I attend a church where we all have different kinds of "anomalies" and we have a healthy mix of all sorts of psychological conditions. Some of the people in my church have been "lost sheep" like the ones excluded from the synagogues in Jesus day whom he reached out to, especially. Funny thing though is each and every one is created in God's image and while we take seriously the damaging effects of sin, we also take seriously that  Jesus dwells within us by faith and that Jesus is our hope of glory as Paul says, and that our life is already hidden with Christ in God. Ray Anderson wrote some years ago, "this means there is something of us already abiding in the very presence of God through Christ."

I have learned a lot from this church. Most importantly, as humhan beings we all have abnormalities and are beset from time to time with a wide variety of psychological conditions. What we need is the Gospel, the Good News of God in Jesus Christ. We don't need more bad news that only leads us further into despair.

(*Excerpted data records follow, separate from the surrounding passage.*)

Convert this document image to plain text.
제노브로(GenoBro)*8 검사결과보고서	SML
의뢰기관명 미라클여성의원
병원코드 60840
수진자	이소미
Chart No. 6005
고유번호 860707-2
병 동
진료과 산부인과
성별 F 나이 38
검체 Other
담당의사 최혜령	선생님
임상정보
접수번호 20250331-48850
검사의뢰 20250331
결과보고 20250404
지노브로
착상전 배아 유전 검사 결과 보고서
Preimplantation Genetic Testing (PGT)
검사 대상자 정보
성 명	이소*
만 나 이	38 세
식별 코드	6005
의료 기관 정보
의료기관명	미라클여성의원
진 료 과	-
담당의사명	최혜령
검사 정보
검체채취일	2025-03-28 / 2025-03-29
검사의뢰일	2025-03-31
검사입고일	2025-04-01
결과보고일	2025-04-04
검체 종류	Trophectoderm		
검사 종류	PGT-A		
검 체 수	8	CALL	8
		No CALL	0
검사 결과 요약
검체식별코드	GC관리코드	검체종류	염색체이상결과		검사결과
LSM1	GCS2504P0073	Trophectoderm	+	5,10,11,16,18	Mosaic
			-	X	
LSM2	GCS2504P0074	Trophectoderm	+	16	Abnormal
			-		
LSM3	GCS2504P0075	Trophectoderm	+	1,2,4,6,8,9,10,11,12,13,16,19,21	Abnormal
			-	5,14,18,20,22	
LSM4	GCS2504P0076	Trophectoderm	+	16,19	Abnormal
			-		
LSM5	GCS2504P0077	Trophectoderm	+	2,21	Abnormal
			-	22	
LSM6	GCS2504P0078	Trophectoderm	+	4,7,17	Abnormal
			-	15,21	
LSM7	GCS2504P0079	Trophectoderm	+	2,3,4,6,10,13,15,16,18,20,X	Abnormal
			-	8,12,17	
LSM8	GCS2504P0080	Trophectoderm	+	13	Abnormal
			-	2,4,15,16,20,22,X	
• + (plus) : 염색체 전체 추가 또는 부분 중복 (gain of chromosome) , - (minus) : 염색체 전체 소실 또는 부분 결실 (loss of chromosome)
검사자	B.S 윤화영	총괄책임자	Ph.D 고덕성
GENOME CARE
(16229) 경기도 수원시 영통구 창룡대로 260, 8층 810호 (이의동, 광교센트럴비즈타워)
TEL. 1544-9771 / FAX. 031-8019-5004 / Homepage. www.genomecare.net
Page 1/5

James Torrance said. "Christ does not heal us by standing over us against us, diagnosing our sickness, prescribing medicine for us to take, and then going away, to leave us to get better by obeying his instructions, - No, he becomes the patient. He assumes the very humanity which is in need of redemption, ...and by his life, death and resurrection, our humanity is healed in him. We are not healed through Christ, because of the work of Christ, but in and through Christ."

Jesus has opened up to us a life of selfless love. That's a tough one but it's what we all need and if we are going to follow Jesus, that is where the journey leads.